The coordinate plane is a two-dimensional surface where we can define the position of points by using a pair of numerical values, often called coordinates. This concept is central to understanding much of geometry. It consists of an x-axis, which runs horizontally, and a y-axis, which runs vertically. Both axes intersect at the origin, which is the point (0,0).
The coordinate plane is often referred to as the Cartesian plane, named after the mathematician René Descartes. Each point on this plane can be identified using two numbers - the first representing its distance along the x-axis, and the second representing its distance along the y-axis. This system makes it easier to graph equations and understand spatial relationships between different points.

Cartesian Coordinates are used to determine the exact location of a point on the coordinate plane. These coordinates are expressed as pairs (x, y), where 'x' is the horizontal value and 'y' is the vertical value.
This system allows for precise placement of points on a plane, which is crucial for solving many problems in geometry and other branches of mathematics. For example, in the problem you started at the origin (0,0), moved to (4,0) along the x-axis, and finally ended at (4,-3) after moving downward. This shows how each movement directly impacts the Cartesian coordinates of a point.
Understanding these coordinates helps in visualizing and solving complex geometrical problems by simplifying how we represent and interact with points in space.

Movement in geometry refers to how points, lines, and figures can shift on the coordinate plane.
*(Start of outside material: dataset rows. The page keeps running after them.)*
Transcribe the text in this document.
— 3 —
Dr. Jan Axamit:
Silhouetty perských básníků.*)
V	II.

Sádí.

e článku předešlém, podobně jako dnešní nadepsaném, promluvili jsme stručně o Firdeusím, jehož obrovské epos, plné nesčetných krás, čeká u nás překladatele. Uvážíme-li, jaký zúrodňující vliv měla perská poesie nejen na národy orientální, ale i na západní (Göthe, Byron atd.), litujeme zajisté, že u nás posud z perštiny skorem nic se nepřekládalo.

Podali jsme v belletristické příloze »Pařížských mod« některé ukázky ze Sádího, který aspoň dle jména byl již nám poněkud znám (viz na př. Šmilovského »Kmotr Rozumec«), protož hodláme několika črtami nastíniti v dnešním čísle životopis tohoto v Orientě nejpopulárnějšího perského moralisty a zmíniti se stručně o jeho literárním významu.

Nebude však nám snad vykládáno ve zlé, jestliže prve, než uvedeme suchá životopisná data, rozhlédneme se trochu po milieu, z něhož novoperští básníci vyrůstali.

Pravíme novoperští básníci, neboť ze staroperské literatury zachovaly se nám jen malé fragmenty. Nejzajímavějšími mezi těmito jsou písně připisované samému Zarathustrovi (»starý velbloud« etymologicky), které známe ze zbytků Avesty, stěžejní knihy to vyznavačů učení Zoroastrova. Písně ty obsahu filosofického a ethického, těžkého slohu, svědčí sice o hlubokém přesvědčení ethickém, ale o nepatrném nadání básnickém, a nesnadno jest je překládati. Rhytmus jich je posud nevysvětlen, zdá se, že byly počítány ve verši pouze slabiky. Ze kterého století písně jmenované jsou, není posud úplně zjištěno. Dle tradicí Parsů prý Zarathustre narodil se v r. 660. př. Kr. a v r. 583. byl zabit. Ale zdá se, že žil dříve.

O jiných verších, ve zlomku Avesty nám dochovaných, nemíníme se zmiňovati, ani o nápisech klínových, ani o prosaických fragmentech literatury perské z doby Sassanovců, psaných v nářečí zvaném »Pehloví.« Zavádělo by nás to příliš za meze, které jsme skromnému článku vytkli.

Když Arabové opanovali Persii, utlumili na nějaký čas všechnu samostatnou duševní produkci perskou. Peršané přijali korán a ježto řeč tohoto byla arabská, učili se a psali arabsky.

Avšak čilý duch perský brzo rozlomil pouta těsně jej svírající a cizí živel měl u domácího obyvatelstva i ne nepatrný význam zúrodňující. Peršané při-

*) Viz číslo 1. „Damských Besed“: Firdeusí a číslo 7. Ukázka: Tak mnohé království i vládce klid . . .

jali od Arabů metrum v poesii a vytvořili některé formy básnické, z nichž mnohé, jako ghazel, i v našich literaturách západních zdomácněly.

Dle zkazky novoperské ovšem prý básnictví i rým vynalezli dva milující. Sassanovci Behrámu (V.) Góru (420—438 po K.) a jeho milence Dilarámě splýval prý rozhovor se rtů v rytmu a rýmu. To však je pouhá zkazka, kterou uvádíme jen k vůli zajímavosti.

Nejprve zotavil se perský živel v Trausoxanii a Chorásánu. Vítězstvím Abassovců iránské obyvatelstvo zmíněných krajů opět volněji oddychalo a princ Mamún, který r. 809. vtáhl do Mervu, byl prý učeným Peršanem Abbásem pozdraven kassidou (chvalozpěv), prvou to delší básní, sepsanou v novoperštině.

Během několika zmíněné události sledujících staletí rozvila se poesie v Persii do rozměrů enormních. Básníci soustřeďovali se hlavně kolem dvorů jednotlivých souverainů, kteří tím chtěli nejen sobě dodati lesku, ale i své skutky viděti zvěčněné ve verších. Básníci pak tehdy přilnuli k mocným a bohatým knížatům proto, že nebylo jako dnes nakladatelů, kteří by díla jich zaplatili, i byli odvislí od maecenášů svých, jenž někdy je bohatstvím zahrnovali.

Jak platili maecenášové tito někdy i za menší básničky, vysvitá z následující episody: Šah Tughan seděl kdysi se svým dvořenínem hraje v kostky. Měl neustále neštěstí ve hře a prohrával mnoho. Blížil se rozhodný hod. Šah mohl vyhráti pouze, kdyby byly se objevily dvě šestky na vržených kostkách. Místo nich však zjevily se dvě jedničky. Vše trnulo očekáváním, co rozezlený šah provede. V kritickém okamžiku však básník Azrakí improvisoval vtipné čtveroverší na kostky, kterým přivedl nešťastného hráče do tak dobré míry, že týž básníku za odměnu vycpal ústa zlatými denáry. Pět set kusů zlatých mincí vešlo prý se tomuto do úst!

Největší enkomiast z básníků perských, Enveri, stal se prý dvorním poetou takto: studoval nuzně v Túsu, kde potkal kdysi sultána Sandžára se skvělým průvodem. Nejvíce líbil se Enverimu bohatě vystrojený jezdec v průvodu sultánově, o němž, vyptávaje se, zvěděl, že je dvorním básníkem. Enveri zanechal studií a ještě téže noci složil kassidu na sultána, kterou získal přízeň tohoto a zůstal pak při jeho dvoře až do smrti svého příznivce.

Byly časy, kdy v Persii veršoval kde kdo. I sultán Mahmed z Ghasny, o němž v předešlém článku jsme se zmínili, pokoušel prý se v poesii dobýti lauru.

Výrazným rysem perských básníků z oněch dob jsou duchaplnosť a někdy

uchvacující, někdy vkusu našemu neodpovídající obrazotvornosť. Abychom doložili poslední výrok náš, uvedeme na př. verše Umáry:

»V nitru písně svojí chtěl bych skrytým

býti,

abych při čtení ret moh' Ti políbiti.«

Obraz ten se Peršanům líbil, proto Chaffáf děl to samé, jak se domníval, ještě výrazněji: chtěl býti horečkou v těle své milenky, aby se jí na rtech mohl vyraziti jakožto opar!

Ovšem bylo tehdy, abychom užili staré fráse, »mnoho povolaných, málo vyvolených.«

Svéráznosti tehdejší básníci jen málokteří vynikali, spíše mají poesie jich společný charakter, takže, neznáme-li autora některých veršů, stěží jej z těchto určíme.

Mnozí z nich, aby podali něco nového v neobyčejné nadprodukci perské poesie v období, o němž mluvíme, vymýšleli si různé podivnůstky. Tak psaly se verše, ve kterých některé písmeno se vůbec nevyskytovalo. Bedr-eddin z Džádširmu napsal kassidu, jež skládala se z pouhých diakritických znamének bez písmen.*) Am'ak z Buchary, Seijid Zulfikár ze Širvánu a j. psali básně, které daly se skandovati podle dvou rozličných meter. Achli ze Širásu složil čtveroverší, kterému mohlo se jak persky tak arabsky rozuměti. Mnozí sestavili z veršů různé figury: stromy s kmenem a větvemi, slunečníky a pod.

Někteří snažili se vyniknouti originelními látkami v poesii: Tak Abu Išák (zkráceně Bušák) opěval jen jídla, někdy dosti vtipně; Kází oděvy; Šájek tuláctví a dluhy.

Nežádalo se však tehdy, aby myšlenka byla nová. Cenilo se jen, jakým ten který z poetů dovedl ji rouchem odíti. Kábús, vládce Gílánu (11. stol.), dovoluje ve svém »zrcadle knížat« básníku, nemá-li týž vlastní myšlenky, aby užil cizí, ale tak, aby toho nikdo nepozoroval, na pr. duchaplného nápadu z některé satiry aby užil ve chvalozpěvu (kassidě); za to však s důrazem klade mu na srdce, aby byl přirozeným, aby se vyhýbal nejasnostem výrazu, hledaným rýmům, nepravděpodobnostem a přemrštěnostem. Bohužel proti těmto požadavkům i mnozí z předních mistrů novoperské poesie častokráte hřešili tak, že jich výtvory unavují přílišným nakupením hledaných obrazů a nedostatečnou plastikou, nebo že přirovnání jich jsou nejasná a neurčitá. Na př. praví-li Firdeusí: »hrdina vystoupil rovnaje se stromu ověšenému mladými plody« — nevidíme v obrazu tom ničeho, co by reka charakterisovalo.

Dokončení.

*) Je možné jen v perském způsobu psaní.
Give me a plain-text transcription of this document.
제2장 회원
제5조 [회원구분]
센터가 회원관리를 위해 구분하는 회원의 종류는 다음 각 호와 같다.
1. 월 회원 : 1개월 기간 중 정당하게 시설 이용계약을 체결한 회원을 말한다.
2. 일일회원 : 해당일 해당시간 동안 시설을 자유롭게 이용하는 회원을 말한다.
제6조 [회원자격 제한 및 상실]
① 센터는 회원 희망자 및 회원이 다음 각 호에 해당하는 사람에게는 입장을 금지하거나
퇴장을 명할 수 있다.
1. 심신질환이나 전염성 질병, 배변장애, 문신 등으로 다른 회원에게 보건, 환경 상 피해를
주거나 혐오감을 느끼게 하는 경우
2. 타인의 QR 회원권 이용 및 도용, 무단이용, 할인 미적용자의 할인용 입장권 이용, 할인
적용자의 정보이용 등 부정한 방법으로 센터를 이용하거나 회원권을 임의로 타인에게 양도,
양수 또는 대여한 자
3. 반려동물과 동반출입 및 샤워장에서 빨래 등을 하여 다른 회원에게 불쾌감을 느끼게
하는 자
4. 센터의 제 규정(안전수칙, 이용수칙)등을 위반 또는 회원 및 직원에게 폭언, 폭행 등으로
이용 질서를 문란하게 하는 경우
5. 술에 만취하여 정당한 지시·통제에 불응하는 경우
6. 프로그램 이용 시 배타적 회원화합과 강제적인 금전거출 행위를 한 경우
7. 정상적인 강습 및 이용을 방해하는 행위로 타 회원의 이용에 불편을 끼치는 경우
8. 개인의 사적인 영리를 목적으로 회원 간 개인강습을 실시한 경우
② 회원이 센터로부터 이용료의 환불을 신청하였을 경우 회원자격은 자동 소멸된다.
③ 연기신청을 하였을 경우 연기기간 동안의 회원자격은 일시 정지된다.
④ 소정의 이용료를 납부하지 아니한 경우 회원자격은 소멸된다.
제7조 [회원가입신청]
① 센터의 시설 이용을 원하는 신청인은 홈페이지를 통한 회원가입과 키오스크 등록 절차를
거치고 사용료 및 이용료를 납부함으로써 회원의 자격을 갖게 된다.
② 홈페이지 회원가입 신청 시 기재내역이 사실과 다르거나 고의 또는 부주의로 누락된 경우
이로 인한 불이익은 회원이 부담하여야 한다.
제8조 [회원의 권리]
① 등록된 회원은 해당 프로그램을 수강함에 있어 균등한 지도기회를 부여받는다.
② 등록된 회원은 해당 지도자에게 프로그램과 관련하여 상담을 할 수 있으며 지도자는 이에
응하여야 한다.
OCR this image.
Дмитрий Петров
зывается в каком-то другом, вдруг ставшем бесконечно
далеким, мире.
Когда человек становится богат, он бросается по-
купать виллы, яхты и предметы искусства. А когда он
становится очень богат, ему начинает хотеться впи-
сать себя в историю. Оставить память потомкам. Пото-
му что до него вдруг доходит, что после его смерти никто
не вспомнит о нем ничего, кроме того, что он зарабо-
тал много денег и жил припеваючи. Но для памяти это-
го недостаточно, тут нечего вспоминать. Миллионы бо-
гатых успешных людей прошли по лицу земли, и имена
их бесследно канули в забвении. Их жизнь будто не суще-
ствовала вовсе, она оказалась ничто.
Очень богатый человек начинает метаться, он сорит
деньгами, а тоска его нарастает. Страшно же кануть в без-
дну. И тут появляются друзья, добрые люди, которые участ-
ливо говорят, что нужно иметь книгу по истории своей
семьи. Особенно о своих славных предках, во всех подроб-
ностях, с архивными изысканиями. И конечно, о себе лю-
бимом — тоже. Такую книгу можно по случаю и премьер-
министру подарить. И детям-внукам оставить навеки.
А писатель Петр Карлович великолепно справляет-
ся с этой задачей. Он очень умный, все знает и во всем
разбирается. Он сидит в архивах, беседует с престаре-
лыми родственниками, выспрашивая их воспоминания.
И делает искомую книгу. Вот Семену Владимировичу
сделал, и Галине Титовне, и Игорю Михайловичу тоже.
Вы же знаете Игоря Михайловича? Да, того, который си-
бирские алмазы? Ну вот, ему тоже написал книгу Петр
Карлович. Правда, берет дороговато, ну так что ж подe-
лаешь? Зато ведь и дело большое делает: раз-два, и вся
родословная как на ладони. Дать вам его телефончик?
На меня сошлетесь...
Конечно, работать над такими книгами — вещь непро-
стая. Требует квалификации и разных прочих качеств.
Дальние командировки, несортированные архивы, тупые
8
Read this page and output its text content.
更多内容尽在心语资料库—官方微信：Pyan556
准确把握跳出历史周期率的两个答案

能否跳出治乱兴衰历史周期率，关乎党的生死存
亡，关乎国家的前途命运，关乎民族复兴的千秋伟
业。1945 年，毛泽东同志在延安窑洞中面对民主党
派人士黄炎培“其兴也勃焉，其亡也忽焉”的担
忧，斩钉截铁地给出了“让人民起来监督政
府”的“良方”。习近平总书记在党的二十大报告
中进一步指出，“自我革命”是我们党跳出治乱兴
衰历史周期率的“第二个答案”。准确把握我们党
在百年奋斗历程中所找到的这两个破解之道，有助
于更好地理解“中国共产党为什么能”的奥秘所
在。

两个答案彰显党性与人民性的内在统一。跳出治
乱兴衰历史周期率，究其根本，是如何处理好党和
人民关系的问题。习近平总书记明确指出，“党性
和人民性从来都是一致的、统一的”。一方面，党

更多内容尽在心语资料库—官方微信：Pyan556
These movements include translations, rotations, and reflections. In the context of this exercise, movement is described in terms of horizontal and vertical shifts.
When moving along the x-axis or y-axis, you adjust the respective coordinate. For example, moving 4 units on the x-axis adds to the x-value, while moving downward adjusts the y-value negatively, as seen when changing from (4,0) to (4,-3).

• Horizontal movements affect the x-coordinate. Moving right leads to an increase, while moving left causes a decrease.
• Vertical movements affect the y-coordinate. Moving up increases the value, while moving down decreases it.

These simple rules govern how figures are manipulated within the coordinate plane, providing a basis for more complex transformations.